On the other hand, the effect of orange juice is not as important with a stronger dose. The effect of the intermediate dose (1.0 mg), which has a difference in growth with the weakest dose (0.5 mg) of `r meanGrothOJ0510`. The strongest dose (2.0 mg) has an average difference in growth with the weakest dose (0.5 mg) of `r meanGrothOJ0520`. By looking at the confidence intervals, we can say that the stronger dose has an effect, but it is not garanteed to be much more effective than the intermediate dose.
Something interesting to note is that, as the average differences in growth are not behaving similarly, we can see that the orange juice is more efficient at smaller doses than ascorbic acid. So despite a speeper curve for the ascorbic acid, the absolute effects on the guinea pigs are very similar at 2.0 mg.
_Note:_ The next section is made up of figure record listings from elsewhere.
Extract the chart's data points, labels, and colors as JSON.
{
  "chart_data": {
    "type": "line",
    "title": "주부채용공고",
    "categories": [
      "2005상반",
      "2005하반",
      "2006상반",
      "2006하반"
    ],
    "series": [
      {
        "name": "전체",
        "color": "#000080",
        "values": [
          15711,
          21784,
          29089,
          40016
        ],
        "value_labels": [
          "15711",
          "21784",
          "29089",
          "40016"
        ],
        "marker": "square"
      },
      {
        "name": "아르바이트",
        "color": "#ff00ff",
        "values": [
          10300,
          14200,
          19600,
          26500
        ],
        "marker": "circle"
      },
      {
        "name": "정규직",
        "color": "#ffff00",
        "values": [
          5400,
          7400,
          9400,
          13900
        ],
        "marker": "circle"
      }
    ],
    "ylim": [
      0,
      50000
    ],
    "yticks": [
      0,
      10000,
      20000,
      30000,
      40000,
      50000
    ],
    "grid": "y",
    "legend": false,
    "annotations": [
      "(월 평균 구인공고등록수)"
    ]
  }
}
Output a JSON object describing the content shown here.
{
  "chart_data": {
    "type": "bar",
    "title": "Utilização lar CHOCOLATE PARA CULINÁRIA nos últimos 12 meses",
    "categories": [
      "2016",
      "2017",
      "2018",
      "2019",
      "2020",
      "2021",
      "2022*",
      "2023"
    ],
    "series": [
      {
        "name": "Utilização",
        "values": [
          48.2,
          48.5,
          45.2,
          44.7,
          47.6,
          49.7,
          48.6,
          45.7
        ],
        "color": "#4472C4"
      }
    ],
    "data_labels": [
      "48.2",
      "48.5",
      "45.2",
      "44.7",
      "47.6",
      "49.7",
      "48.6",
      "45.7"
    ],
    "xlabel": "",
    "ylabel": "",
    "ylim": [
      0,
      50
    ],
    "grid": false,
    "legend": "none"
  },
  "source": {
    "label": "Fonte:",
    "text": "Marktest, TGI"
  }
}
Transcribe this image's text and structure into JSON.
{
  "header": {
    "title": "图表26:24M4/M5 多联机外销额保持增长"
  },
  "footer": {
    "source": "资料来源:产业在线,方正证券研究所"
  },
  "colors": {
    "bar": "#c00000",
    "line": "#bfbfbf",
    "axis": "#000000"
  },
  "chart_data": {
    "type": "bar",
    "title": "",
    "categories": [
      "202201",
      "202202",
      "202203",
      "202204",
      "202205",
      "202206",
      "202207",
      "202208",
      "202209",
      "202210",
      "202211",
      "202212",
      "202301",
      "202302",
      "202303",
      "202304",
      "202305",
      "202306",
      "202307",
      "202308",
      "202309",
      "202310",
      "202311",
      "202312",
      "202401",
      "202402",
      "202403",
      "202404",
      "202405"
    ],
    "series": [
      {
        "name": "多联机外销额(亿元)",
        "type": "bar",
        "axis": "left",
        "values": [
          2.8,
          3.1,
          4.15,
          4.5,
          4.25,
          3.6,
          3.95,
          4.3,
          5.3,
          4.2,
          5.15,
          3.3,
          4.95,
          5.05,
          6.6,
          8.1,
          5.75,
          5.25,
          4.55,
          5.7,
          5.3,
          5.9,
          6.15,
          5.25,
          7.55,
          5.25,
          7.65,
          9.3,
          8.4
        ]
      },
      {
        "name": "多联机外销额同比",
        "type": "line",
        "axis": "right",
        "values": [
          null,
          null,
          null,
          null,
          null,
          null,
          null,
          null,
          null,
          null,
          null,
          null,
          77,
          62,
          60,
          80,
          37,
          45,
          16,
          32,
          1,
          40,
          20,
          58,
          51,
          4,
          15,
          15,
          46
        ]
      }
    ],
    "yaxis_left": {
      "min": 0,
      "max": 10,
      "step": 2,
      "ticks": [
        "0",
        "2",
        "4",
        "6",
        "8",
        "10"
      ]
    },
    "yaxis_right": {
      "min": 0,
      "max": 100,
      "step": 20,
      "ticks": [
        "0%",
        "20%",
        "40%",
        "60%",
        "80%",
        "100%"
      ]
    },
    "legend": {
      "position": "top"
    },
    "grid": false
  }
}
This is clearly visible in _figure 2_.
$\pagebreak$
# Appendix
## Code for generating figure 1
```{r, eval=FALSE}
g <- ggplot(data=ToothGrowth, aes(x=dose, y=len))
g <- g + geom_point(aes(color=supp), size=5, alpha=.5)
g <- g + ggtitle("figure 1 - Exploratory data analysis")
g
```
## Code for generating figure 2
```{r, eval=FALSE}
my_ci <- function(x) data.frame(y=mean(x), ymin=mean(x) - sd(x), ymax=mean(x) + sd(x))
g <- ggplot(data=ToothGrowth, aes(x=dose, y=len))
g <- g + geom_point(aes(color=supp), size=5, alpha=.5, position = position_jitter(w = 0.05, h = 0))
g <- g + geom_smooth(aes(color=supp))
g <- g + facet_wrap(~supp)
g <- g + ggtitle("figure 2 - Tooth groth comparison")
g
```
### Comments on figure 2
The points have been jittered horizontally to be able to see their concentration more clearly.